654. Maximum Binary Tree

https://leetcode.com/problems/maximum-binary-tree/description/
Solution 1.
use a vector to keep part of tree nodes in decreasing order.
keep popping the vector until empty or a bigger number.
The bigger number (if exists) is current number's root, and the last popped number (if exist) is current number's right child and it is the parent of the number before last popped. 
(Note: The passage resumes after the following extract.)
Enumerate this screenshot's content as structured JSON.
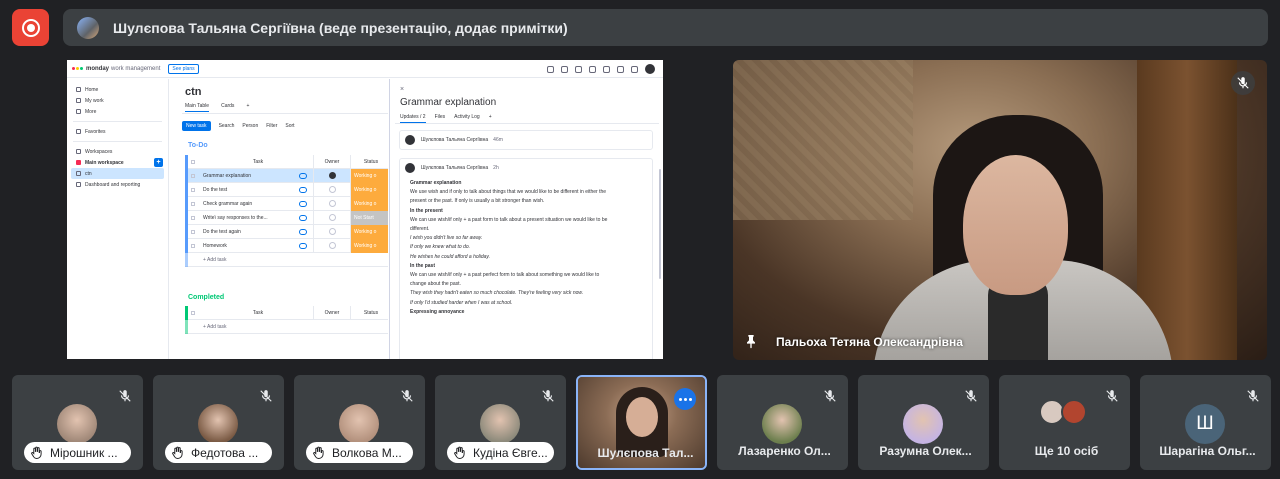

push current number into the vector.
    TreeNode* constructMaximumBinaryTree(vector<int>& nums) {
        vector<TreeNode*> v;
        for(int n : nums) {
            TreeNode* node = new TreeNode(n);
            while(!v.empty() && v.back()->val<n) {
                node->left = v.back();
                v.pop_back();
            }
            if(!v.empty()) v.back()->right = node;
            v.push_back(node);
        }
        return v.front();
    }
Solution 2. Recursion
    TreeNode* construct(vector<int>& nums, int lo, int hi) {
        if(lo>hi) return nullptr;
        int mx = nums[lo], ix = lo;
        for(int i=lo+1; i<=hi;i++) if(nums[i]>mx) {
            mx = nums[i];
            ix = i;
        }
        TreeNode* node = new TreeNode(mx);
        node->left = construct(nums, lo, ix-1);
        node->right = construct(nums, ix+1, hi);
        return node;
    }
    TreeNode* constructMaximumBinaryTree(vector<int>& nums) {
        return construct(nums, 0, nums.size()-1);
    }